Me llamaban Pablo porque tocaba la guitarra. La noche que Amelio se rompió el espinazo en la carretera de Avigliana, yo había ido con tres o cuatro a una merienda en la colina —no muy lejos, se veía el puente— y habíamos bebido y bromeado bajó la luna de septiembre, hasta que por culpa del fresco tuvimos que cantar dentro. Entonces las chicas se habían puesto a bailar. Yo tocaba —Pablo esto, Pablo aquello—, pero no estaba contento, siempre me ha gustado tocar con alguien que entienda, pero aquellos solo querían gritar más fuerte. Todavía toqué la guitarra yendo para casa y alguien cantaba. La niebla me mojaba la mano. Estaba harto de aquella vida.

Ahora que Amelio había acabado en el hospital, no tenía con quien echar una parrafada y desahogarme. Se sabía que era inútil ir a verlo porque chillaba día y noche y blasfemaba, y no reconocía a nadie. Fuimos a ver la moto que estaba aún en la cuneta, contra un mojón. Se había roto la horquilla, saltado la rueda, de milagro no se había incendiado. Sangre en el suelo no había, pero sí gasolina. Luego vinieron a buscarla con un carrito. Nunca me han gustado las motos, pero era como una guitarra destrozada. Por suerte, Amelio ya no reconocía a nadie. Luego dijeron que a lo mejor se salvaba. Yo pensaba en estas cosas mientras atendía en la tienda, y no iba a verlo porque era inútil, y ya no hablaba de él con nadie. Pensaba en cambio, al volver a casa por la noche, en las conversaciones que había tenido con todos, aunque a nadie le había dicho que estaba más solo que un perro, y no porque ya no estuviera Amelio —hasta en eso lo echaba de menos—. Quizá a él le hubiera dicho que aquel verano era el último y que entre tabernas, tiendas y guitarra me tenían harto. Él comprendía estas cosas.
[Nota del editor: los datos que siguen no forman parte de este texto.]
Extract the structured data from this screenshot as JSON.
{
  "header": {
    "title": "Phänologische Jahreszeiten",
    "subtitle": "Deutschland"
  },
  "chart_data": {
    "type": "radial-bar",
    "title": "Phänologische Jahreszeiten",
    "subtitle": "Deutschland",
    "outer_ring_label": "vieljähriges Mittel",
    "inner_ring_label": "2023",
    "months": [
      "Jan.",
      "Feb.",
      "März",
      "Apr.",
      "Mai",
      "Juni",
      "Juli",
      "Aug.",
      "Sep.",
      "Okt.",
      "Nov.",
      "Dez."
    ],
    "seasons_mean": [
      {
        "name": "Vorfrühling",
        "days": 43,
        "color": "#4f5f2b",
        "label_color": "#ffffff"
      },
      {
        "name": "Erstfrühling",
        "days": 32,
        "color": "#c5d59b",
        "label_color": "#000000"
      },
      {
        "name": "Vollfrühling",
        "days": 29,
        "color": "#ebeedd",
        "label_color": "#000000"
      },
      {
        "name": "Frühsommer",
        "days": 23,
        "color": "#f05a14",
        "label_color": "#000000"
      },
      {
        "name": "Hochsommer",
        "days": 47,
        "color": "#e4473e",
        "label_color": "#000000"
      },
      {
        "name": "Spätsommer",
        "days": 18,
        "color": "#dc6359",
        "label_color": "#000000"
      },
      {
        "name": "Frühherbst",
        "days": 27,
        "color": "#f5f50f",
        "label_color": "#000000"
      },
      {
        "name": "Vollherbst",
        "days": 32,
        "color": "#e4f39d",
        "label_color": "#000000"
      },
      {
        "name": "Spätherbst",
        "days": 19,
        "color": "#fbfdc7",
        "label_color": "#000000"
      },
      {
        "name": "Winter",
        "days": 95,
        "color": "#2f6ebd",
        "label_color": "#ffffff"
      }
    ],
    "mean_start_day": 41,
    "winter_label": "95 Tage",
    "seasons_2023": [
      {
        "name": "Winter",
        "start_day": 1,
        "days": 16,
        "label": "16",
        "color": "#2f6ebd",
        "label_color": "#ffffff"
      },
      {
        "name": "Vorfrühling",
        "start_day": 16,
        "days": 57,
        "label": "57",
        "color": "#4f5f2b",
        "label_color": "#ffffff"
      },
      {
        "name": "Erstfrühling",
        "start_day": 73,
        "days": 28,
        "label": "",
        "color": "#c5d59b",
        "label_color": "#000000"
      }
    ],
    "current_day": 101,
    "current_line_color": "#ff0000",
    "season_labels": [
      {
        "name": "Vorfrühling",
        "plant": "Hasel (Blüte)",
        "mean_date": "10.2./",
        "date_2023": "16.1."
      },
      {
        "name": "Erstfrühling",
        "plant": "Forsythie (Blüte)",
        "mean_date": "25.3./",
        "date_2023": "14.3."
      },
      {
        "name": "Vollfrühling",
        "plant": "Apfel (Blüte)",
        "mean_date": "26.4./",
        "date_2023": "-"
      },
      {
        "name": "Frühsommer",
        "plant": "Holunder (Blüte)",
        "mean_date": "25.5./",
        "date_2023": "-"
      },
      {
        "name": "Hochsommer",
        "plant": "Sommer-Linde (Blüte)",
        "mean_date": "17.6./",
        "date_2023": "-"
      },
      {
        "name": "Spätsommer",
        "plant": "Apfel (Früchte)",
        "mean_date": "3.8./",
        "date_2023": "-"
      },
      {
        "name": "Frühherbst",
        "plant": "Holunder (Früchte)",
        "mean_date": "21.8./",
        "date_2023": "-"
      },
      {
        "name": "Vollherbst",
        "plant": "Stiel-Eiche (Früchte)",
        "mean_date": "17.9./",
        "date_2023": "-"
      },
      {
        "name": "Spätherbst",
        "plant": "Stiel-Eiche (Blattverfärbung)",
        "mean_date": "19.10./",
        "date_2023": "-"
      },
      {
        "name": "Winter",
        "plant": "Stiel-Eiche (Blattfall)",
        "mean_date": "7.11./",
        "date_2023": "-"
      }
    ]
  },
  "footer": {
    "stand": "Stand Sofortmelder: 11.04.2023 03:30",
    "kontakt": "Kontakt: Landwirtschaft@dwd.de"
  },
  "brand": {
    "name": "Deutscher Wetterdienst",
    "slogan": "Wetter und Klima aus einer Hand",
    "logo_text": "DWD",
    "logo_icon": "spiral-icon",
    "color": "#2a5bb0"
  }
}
Luego se supo que Amelio estaba todo enyesado y que las piernas se le morían. Yo pensaba en eso día y noche y me habría gustado que la gente no me hablase más de él. Ahora se decía que aquella noche iba con él una chica, que había volado hasta el prado sin despeinarse siquiera, y que iban como dos locos, estaban borrachos, y que tarde o temprano tenía que acabar así. Decían muchas cosas. A la chica me la señalaron una mañana que pasaba por la avenida, frente a la tienda. Era alta, bien plantada. Nadie diría al verla que había dado aquel salto. Pintiparada para Amelio, eso sí. La idea de que durante todo el verano habían corrido por las autopistas abrazados en la moto, me dio rabia. Hasta valía la pena romperse la cabeza. Ahora decían que iba a verlo. Menos mal. No había necesidad de que fuéramos nosotros.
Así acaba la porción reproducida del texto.